Rotastyle

A Budapest

Temexpo 2007

Così come gli individui, anche i popoli - che sono, ma non solo, la somma degli individui che li compongono - hanno le proprie esperienze e le proprie storie, che spesso si traducono in modi di dire o espressioni che rappresentano la risultante delle diverse sfaccettature del loro vissuto.
"Temetni tudunk", dicono gli ungheresi. La traduzione letterale suona "noi sappiamo come seppellire la gente"; si potrebbe anche proporre, con una sfumatura leggermente ironica, "seppellire la gente; questo è ciò che sappiamo fare". In entrambi i casi rimane l'aggancio alla storia. Tutti sanno che questo piccolo e fiero Paese ha conquistato a carissimo prezzo la propria indipendenza e la propria libertà attraverso rivoluzioni fallite, ultima quella del 1956, e sconfitte sui campi di battaglia (tra i tanti quello di Segesvàr, in cui il 31 luglio 1849 perse la vita, - a soli ventisei anni, combattendo contro i russi allora alleati di quell'Austria che non voleva riconoscere l'indipendenza ai magiari - il grande lirico e poeta nazionale Sàndor Petöfi, il cui corpo non fu mai ritrovato). Proprio in tali drammatiche circostanze il "know how" ungherese in materia di sepolture ebbe modo di perfezionarsi. Le tracce visibili di tale triste incombenza sono ancor oggi presenti nei cimiteri di Ungheria.
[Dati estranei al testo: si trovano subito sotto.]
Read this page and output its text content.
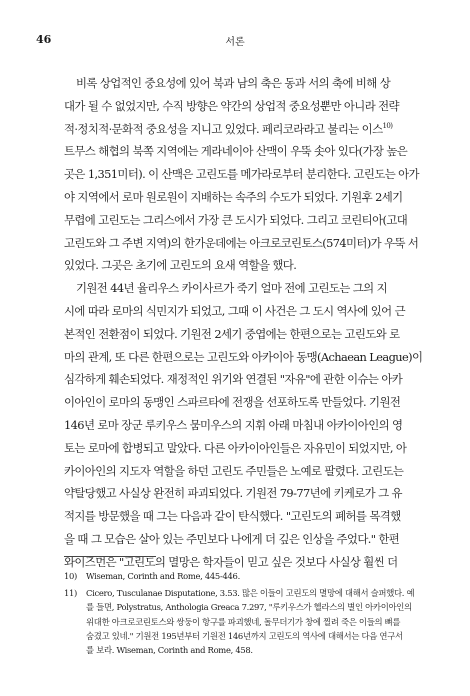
46	서론
비록 상업적인 중요성에 있어 북과 남의 축은 동과 서의 축에 비해 상
대가 될 수 없었지만, 수직 방향은 약간의 상업적 중요성뿐만 아니라 전략
적·정치적·문화적 중요성을 지니고 있었다. 페리코라라고 불리는 이스$^{10)}$
트무스 해협의 북쪽 지역에는 게라네이아 산맥이 우뚝 솟아 있다(가장 높은
곳은 1,351미터). 이 산맥은 고린도를 메가라로부터 분리한다. 고린도는 아가
야 지역에서 로마 원로원이 지배하는 속주의 수도가 되었다. 기원후 2세기
무렵에 고린도는 그리스에서 가장 큰 도시가 되었다. 그리고 코린티아(고대
고린도와 그 주변 지역)의 한가운데에는 아크로코린토스(574미터)가 우뚝 서
있었다. 그곳은 초기에 고린도의 요새 역할을 했다.
기원전 44년 율리우스 카이사르가 죽기 얼마 전에 고린도는 그의 지
시에 따라 로마의 식민지가 되었고, 그때 이 사건은 그 도시 역사에 있어 근
본적인 전환점이 되었다. 기원전 2세기 중엽에는 한편으로는 고린도와 로
마의 관계, 또 다른 한편으로는 고린도와 아카이아 동맹(Achaean League)이
심각하게 훼손되었다. 재정적인 위기와 연결된 "자유"에 관한 이슈는 아카
이아인이 로마의 동맹인 스파르타에 전쟁을 선포하도록 만들었다. 기원전
146년 로마 장군 루키우스 뭄미우스의 지휘 아래 마침내 아카이아인의 영
토는 로마에 합병되고 말았다. 다른 아카이아인들은 자유민이 되었지만, 아
카이아인의 지도자 역할을 하던 고린도 주민들은 노예로 팔렸다. 고린도는
약탈당했고 사실상 완전히 파괴되었다. 기원전 79-77년에 키케로가 그 유
적지를 방문했을 때 그는 다음과 같이 탄식했다. "고린도의 폐허를 목격했
을 때 그 모습은 살아 있는 주민보다 나에게 더 깊은 인상을 주었다." 한편
와이즈먼은 "고린도의 멸망은 학자들이 믿고 싶은 것보다 사실상 훨씬 더
10)	Wiseman, Corinth and Rome, 445-446.
11)	Cicero, Tusculanae Disputatione, 3.53. 많은 이들이 고린도의 멸망에 대해서 슬퍼했다. 예
를 들면, Polystratus, Anthologia Greaca 7.297, "루키우스가 헬라스의 별인 아카이아인의
위대한 아크로코린토스와 쌍둥이 항구를 파괴했네, 돌무더기가 창에 찔려 죽은 이들의 뼈를
숨겼고 있네." 기원전 195년부터 기원전 146년까지 고린도의 역사에 대해서는 다음 연구서
를 보라. Wiseman, Corinth and Rome, 458.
Primo fra tutti quello di Kerepesi, il cimitero centrale della capitale, nella Fiùmei ùt (la via di Fiume) dove in spazi ombrosi, verdissimi ed immensi vengono onorati tutti gli eroi che, con il proprio sacrificio, permisero nel corso dei secoli di raggiungere l'agognata libertà. Essi sono anche ricordati da un monumento di proporzioni imponenti situato nella Piazza degli Eroi, all'estremità nord dell'arteria principale del centro, la Andrassy ùt, che ha ripreso il nome d'anteguerra (dopo aver portato per più di quarant'anni la sinistra denominazione di "via della repubblica popolare") e che ritroverà gli antichi splendori quando i lavori di restauro dei numerosi ed imponenti palazzi haussmanniani e liberty (o "art nouveau" o "jugend stil" che dir si voglia) che la ornano saranno, speriamo presto, completati.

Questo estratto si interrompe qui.